Kay Lynn Hernandez is the owner of Wilmington Outdoor Adventures. Learn more about the company at www.wilmingtonoutdooradventures.com.
About the Rare Skipper
The rare skipper is a very small butterfly that lives along the Atlantic coast in fresh or brackish tidal marshes and abandoned rice paddies. Its upperside is yellow-orange with black borders; the borders are wider in the female. It is endangered and vulnerable to extinction. In North Carolina, the only two counties where it has been reported since 1980 are Brunswick and New Hanover, according to Butterflies of North Carolina: Their Distribution and Abundance by Harry LeGrand and Tom Howard. (See https://auth1.dpr.ncparks.gov/nbnc/a/accounts.php.)
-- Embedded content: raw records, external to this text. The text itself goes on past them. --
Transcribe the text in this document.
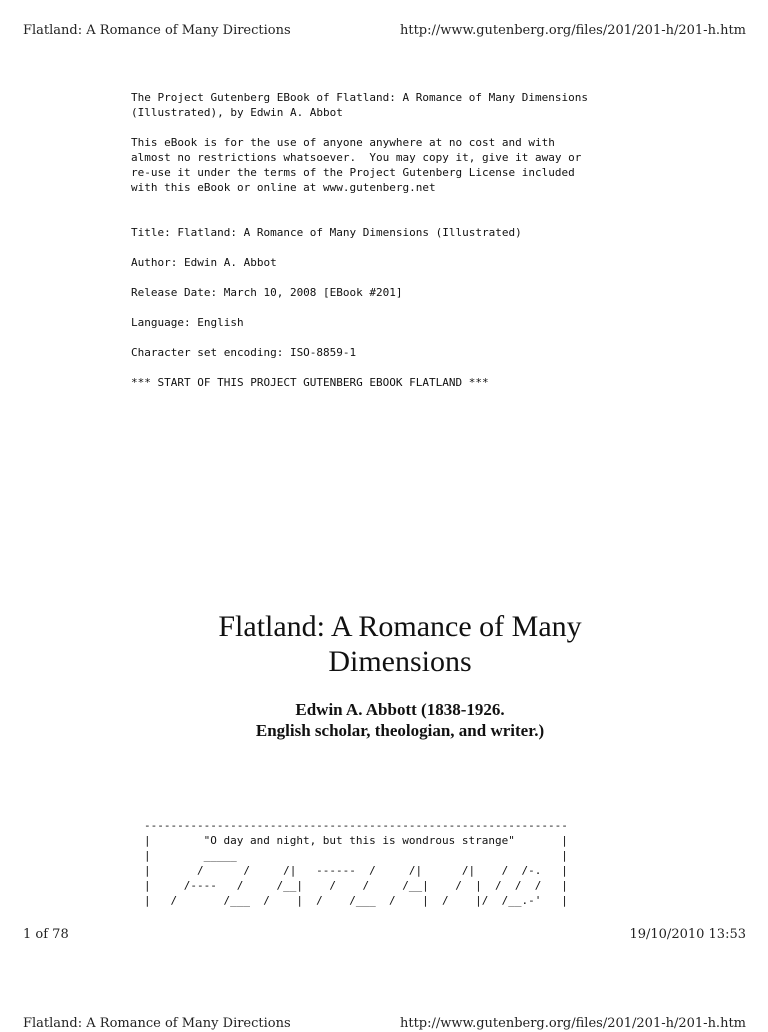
Flatland: A Romance of Many Directions	http://www.gutenberg.org/files/201/201-h/201-h.htm
The Project Gutenberg EBook of Flatland: A Romance of Many Dimensions
(Illustrated), by Edwin A. Abbot
This eBook is for the use of anyone anywhere at no cost and with
almost no restrictions whatsoever.  You may copy it, give it away or
re-use it under the terms of the Project Gutenberg License included
with this eBook or online at www.gutenberg.net
Title: Flatland: A Romance of Many Dimensions (Illustrated)
Author: Edwin A. Abbot
Release Date: March 10, 2008 [EBook #201]
Language: English
Character set encoding: ISO-8859-1
*** START OF THIS PROJECT GUTENBERG EBOOK FLATLAND ***
Flatland: A Romance of Many
Dimensions
Edwin A. Abbott (1838-1926.
English scholar, theologian, and writer.)

----------------------------------------------------------------
|        "O day and night, but this is wondrous strange"       |
|        _____                                                 |
|       /      /     /|   ------  /     /|      /|    /  /-.   |
|     /----   /     /__|    /    /     /__|    /  |  /  /  /   |
|   /       /___  /    |  /    /___  /    |  /    |/  /__.-'   |

1 of 78	19/10/2010 13:53
Flatland: A Romance of Many Directions	http://www.gutenberg.org/files/201/201-h/201-h.htm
How did Kay Lynn Hernandez know to look for the rare skipper on Eagles Island? She had seen two plants that she knew to be attractive to the skipper: Pickerelweed and Arrowhead. When these native plants were in flower, she knew to look in their vicinity.
Pickerelweed, or Pontederia cordata, has heart-shaped leaves, and can be three feet tall. It produces a six-inch spike of small purple flowers that bloom from the bottom up.
Bulltongue Arrowhead, or Sagittaria lancifolia, pictured on our cover, is a broadleaf wetlands plant that can grow to three feet tall throughout the Southeast. It has striking white flowers.